Energy Pricing in P2P Energy Systems Using Reinforcement Learning
- URL: http://arxiv.org/abs/2210.13555v1
- Date: Mon, 24 Oct 2022 19:21:10 GMT
- Title: Energy Pricing in P2P Energy Systems Using Reinforcement Learning
- Authors: Nicolas Avila, Shahad Hardan, Elnura Zhalieva, Moayad Aloqaily, Mohsen
Guizani
- Abstract summary: The increase in renewable energy on the consumer side gives place to new dynamics in the energy grids.
In such a scenario, the nature of distributed renewable energy generators and energy consumption increases the complexity of defining fair prices for buying and selling energy.
We introduce a reinforcement learning framework to help solve this issue by training an agent to set the prices that maximize the profit of all components in the microgrid.
- Score: 36.244907785240876
- License: http://creativecommons.org/licenses/by/4.0/
- Abstract: The increase in renewable energy on the consumer side gives place to new
dynamics in the energy grids.
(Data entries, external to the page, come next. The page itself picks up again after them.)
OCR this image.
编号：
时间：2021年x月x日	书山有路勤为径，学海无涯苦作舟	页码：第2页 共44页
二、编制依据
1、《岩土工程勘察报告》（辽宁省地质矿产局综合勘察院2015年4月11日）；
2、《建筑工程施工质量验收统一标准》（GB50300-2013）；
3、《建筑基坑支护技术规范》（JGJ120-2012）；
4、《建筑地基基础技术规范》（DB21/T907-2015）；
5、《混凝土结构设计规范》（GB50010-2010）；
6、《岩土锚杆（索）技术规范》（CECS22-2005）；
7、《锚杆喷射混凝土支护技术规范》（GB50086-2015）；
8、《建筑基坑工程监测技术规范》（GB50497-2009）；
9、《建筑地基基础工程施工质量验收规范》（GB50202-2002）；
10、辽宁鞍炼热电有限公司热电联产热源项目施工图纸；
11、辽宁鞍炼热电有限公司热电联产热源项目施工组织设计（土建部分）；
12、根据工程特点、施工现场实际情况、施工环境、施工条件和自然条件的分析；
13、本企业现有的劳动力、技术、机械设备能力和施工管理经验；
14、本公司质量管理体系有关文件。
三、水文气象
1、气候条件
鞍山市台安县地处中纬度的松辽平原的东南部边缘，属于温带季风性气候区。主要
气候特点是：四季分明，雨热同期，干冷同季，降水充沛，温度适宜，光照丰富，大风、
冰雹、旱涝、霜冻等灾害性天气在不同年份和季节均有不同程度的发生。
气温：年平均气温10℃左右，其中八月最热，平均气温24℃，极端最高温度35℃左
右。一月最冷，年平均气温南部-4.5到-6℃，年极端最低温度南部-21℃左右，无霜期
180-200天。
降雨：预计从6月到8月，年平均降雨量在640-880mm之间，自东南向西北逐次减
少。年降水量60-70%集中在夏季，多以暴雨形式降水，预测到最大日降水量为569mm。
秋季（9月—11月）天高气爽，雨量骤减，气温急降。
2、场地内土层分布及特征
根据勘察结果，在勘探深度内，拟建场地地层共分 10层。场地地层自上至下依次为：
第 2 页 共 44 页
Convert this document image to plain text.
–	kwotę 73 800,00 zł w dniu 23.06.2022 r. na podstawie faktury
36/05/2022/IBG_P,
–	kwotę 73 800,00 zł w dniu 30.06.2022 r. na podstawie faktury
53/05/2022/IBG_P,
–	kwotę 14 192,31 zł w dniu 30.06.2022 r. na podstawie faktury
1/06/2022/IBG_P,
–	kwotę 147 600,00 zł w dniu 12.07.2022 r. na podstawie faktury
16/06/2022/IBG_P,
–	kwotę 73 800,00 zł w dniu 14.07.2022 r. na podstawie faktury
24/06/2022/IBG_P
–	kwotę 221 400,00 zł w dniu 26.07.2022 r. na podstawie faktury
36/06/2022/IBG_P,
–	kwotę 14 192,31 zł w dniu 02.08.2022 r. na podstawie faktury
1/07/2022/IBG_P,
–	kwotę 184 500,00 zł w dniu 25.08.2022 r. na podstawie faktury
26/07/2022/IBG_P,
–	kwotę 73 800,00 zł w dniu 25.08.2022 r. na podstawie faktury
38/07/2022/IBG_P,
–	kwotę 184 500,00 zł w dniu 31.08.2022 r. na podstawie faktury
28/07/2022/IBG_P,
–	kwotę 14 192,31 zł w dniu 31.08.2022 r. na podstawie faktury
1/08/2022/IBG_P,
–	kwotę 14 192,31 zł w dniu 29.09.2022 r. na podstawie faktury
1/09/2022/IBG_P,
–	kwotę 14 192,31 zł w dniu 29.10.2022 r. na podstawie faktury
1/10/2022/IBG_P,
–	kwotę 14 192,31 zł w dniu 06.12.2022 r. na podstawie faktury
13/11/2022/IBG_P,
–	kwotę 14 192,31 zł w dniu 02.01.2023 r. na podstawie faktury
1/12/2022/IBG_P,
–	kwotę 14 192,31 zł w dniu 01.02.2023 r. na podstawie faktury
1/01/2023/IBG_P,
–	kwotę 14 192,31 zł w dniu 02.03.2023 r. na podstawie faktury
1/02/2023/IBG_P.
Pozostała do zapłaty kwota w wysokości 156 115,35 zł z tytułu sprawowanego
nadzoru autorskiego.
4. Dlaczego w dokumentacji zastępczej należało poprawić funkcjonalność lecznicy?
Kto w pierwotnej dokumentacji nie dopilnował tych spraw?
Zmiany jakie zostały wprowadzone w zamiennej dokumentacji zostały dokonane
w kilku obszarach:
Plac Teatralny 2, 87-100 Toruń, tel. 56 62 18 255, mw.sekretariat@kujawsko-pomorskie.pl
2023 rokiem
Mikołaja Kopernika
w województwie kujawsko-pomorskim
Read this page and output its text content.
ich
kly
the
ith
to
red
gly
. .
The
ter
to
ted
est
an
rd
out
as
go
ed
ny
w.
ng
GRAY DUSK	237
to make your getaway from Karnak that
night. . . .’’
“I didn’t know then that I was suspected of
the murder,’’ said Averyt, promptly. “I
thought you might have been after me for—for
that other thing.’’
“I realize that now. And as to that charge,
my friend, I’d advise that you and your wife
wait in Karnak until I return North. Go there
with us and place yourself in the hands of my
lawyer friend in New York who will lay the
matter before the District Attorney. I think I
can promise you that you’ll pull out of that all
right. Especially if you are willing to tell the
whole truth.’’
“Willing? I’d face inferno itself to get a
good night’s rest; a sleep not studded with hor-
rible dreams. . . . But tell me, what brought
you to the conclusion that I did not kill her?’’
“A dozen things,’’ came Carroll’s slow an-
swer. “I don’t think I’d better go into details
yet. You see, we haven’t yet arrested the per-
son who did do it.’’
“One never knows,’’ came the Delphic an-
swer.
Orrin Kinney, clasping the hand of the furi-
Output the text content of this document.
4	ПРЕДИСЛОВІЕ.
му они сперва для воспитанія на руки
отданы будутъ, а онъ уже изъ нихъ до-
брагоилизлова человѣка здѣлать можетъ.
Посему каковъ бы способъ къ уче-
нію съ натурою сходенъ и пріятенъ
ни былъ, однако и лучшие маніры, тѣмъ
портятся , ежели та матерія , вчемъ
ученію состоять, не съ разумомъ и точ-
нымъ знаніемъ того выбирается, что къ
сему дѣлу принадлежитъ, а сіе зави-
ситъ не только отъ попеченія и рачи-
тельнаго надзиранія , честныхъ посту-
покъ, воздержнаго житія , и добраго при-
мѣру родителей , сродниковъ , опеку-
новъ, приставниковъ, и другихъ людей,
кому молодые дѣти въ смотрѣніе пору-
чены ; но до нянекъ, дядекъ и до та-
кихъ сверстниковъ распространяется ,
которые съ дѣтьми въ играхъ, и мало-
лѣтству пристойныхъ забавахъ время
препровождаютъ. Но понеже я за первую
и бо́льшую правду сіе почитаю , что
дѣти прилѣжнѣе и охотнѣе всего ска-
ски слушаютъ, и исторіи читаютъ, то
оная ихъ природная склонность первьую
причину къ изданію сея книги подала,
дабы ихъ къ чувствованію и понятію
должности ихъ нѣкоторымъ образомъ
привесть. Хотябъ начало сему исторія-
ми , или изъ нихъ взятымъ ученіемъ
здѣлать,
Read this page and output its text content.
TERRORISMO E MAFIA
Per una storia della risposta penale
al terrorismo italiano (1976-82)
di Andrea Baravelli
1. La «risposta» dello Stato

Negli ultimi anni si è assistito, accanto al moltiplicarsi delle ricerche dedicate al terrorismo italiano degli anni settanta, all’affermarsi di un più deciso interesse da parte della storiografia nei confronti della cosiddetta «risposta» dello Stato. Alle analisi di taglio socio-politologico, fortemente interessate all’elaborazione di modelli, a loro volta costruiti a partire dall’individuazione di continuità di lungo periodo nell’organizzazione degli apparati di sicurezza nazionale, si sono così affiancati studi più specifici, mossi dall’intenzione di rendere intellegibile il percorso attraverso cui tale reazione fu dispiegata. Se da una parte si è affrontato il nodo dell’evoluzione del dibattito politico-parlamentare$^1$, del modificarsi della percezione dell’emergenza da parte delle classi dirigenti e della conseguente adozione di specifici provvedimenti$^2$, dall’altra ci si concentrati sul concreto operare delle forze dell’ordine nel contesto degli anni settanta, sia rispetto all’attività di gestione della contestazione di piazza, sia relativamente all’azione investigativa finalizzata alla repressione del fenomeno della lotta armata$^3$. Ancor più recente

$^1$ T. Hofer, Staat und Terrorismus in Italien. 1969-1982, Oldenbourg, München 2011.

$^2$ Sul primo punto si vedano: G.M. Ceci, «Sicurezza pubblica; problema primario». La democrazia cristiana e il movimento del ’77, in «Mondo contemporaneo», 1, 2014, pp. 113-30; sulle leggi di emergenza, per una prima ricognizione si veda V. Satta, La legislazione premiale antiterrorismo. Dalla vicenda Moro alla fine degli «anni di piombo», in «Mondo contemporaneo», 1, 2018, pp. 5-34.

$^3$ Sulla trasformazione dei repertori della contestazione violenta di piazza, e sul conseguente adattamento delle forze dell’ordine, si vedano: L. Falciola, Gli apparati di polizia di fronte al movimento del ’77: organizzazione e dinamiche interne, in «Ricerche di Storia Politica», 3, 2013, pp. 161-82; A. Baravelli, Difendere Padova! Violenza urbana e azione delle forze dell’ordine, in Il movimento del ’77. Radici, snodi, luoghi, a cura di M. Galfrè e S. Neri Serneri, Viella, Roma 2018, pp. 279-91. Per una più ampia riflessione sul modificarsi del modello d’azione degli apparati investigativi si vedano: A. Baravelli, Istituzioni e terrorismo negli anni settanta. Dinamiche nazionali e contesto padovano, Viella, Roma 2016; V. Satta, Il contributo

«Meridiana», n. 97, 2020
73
Participants in a microgrid can produce energy
and trade it with their peers (peer-to-peer) with the permission of the energy
provider. In such a scenario, the stochastic nature of distributed renewable
energy generators and energy consumption increases the complexity of defining
fair prices for buying and selling energy. In this study, we introduce a
reinforcement learning framework to help solve this issue by training an agent
to set the prices that maximize the profit of all components in the microgrid,
aiming to facilitate the implementation of P2P grids in real-life scenarios.
The microgrid considers consumers, prosumers, the service provider, and a
community battery. Experimental results on the \textit{Pymgrid} dataset show a
successful approach to price optimization for all components in the microgrid.
The proposed framework ensures flexibility to account for the interest of these
components, as well as the ratio of consumers and prosumers in the microgrid.
The results also examine the effect of changing the capacity of the community
battery on the profit of the system. The implementation code is available
\href{https://github.com/Artifitialleap-MBZUAI/rl-p2p-price-prediction}{here}.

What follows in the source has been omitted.